Alla luce di sviluppi recenti è ormai evidente per tutti che l’UE non è il garante di democrazia, pace, diritti umani che era stato venduto ai paesi post-autoritari dell’est e del sud come modello di progresso. La crisi ha anche svelato in maniera brutale i pericoli di fare dell’UE l’orizzonte privilegiato dei nostri desideri politici. Ciò costituisce uno stimolo a orientarci in direzione di nuove alleanze e solidarietà all’interno, contro e oltre l’UE, come pure di nuove istituzioni e di nuove nozioni di diritti.
Le politiche della paura e la tecnocrazia finanziaria paternalistica combinate con l’aggiustamento strutturale e la militarizzazione si manifestano diversamente nelle due periferie dell’Europa intesa come Eurozona. Ciononostante, invece di riconoscere i punti comuni, spesso ci troviamo – in ciò aiutati dai media – ad attribuire gli uni agli altri posizioni diverse nelle graduatorie di civiltà, attraverso accuse di pigrizia, incompetenza amministrativa e corruzione. Questo ha un ruolo nelle nostre risposte alle politiche di austerità: la produzione di orgoglio nei paesi dell’est che hanno «tirato la cinghia» senza lamentarsi, o la riluttanza a mostrarsi solidali con Portogallo, Italia, Grecia e Spagna perché non c’è stata nessuna solidarietà nei confronti dell’est durante i cicli di crisi precedenti.
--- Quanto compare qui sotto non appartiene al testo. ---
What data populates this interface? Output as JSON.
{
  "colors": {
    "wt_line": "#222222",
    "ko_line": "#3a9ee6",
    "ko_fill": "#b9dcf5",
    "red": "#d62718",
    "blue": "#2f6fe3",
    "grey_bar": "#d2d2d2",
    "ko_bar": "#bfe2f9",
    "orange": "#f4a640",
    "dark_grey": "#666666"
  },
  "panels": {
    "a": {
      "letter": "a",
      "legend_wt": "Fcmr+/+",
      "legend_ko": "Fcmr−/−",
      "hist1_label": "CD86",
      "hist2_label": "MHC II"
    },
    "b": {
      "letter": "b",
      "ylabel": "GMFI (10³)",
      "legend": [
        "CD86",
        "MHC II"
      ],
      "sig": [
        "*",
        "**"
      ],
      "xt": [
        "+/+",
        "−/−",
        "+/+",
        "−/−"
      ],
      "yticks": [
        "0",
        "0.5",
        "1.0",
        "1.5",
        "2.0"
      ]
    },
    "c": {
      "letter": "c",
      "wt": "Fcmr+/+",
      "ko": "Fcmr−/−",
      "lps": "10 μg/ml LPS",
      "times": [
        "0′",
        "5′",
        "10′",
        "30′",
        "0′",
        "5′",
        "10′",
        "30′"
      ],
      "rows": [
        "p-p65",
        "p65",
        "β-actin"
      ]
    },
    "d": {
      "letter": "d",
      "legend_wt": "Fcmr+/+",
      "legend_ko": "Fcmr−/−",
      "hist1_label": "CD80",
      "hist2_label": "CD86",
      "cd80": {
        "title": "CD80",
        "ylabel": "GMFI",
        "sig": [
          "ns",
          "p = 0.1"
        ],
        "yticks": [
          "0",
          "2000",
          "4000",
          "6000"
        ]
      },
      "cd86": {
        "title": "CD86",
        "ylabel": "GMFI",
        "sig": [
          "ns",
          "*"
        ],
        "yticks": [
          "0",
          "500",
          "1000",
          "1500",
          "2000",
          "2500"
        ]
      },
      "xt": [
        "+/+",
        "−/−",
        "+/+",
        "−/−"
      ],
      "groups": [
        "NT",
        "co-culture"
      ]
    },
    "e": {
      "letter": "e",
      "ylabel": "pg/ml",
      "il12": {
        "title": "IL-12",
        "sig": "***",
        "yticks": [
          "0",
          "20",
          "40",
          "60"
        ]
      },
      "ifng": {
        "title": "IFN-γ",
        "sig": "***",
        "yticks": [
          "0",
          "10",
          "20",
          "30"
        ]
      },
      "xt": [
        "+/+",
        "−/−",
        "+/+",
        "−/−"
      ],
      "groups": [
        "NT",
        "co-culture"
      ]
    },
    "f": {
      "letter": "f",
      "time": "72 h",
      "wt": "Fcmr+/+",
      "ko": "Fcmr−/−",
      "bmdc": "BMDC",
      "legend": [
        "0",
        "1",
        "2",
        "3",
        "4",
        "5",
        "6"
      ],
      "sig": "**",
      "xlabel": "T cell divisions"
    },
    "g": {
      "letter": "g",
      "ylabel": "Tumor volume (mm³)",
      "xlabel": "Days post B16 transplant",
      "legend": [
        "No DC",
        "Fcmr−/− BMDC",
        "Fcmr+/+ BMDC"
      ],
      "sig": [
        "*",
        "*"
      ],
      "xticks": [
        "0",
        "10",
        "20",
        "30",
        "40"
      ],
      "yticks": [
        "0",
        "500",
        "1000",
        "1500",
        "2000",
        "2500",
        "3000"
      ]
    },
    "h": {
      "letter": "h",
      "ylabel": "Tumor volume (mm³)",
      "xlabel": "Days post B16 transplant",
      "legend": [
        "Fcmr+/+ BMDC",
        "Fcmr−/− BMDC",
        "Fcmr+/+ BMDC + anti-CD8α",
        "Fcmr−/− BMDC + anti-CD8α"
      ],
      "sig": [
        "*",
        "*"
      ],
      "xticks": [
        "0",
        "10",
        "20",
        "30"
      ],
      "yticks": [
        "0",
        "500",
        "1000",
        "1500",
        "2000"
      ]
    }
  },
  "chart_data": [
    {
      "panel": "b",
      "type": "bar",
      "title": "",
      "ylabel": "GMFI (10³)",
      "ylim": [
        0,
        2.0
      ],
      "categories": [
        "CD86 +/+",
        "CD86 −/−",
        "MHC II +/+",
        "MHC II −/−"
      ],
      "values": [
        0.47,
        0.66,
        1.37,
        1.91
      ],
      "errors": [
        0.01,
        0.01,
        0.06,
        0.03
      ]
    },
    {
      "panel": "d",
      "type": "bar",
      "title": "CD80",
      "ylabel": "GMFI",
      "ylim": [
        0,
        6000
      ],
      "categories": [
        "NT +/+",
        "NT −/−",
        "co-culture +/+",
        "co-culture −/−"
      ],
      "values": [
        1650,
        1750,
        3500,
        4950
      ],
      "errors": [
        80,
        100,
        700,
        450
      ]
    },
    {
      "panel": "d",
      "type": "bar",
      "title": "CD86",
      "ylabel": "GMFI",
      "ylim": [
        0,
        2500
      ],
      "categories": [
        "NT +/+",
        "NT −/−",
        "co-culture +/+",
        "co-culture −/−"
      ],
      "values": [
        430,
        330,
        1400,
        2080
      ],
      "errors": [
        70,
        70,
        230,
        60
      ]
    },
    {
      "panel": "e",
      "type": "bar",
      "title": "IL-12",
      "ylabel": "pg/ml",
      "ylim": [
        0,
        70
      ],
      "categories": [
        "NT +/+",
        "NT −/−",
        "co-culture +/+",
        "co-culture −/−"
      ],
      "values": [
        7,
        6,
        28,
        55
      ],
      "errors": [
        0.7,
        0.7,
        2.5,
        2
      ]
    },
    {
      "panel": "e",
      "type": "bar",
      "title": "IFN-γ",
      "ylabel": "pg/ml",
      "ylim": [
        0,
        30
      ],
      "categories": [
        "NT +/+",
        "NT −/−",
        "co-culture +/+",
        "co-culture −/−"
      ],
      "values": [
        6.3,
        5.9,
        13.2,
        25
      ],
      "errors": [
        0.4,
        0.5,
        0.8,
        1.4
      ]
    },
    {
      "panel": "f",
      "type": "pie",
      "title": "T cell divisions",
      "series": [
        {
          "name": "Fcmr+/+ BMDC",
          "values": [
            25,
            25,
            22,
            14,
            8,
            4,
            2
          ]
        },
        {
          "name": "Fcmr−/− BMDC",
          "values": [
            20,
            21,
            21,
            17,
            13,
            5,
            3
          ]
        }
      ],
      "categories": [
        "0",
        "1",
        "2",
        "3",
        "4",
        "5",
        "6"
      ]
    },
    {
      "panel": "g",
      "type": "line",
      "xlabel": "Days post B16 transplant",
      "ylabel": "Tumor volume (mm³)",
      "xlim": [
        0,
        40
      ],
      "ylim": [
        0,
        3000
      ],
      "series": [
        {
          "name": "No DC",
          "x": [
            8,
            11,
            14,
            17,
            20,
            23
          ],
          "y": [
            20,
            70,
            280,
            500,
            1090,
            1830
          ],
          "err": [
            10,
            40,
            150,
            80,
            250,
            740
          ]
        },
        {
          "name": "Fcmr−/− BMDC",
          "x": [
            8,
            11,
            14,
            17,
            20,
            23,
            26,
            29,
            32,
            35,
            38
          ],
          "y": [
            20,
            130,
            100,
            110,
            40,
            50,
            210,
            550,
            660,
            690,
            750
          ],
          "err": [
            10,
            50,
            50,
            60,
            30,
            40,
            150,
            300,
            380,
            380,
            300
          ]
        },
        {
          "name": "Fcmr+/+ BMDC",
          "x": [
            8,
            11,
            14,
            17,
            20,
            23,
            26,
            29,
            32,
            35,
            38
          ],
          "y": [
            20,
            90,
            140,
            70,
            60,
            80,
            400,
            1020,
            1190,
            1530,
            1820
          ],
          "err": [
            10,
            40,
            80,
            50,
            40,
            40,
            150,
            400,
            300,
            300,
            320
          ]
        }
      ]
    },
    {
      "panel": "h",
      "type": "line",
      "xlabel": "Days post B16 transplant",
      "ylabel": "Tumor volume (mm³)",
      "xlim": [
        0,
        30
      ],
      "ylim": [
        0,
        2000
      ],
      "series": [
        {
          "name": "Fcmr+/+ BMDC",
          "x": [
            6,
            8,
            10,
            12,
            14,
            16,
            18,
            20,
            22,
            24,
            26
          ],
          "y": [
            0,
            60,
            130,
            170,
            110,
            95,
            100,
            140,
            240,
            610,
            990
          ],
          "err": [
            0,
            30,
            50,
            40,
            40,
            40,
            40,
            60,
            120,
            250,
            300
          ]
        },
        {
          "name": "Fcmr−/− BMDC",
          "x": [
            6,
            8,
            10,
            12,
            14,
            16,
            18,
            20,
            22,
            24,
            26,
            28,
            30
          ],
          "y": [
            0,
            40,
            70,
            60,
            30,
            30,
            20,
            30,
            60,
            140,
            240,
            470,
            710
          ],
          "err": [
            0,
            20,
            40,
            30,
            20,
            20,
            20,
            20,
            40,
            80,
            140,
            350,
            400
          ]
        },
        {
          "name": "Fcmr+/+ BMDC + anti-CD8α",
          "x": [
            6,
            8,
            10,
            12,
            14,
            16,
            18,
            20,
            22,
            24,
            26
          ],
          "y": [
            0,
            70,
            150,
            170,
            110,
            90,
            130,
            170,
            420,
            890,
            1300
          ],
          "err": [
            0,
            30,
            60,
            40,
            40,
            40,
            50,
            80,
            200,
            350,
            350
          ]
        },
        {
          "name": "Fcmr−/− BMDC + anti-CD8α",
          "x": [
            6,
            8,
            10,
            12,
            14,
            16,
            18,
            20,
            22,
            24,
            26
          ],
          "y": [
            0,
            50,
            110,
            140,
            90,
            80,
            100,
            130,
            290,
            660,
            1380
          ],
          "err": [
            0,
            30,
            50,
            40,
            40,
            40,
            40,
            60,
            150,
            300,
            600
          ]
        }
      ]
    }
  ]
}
Di fronte alla necessità di formulare un quadro concettuale e un linguaggio condivisi per pensare condizioni ed effetti comuni, abbiamo analizzato stereotipi e differenze in termini di conoscenza all’est e al sud; abbiamo esplorato storie e vocabolari diversi per meglio comprendere le prove che abbiamo davanti. Abbiamo mappato le lotte locali e translocali, e abbiamo analizzato le sfide geopolitiche, macro e micropolitiche. Abbiamo discusso di movimenti e organizzazioni che sono emersi con la crisi nei nostri paesi, ne abbiamo analizzato le tattiche e strategie per arrivare a determinare le sfide future. Abbiamo infine prodotto un calendario delle mobilitazioni a venire e abbiamo discusso di come sostenerci reciprocamente nell’autunno caldo che ci aspetta.
Ci troviamo attualmente in un momento in cui possiamo parlarci superando le divisioni del passato. A fronte della prolungata crisi finanziaria e della militarizzazione, questo dialogo orientato all’azione comune è più che mai urgente.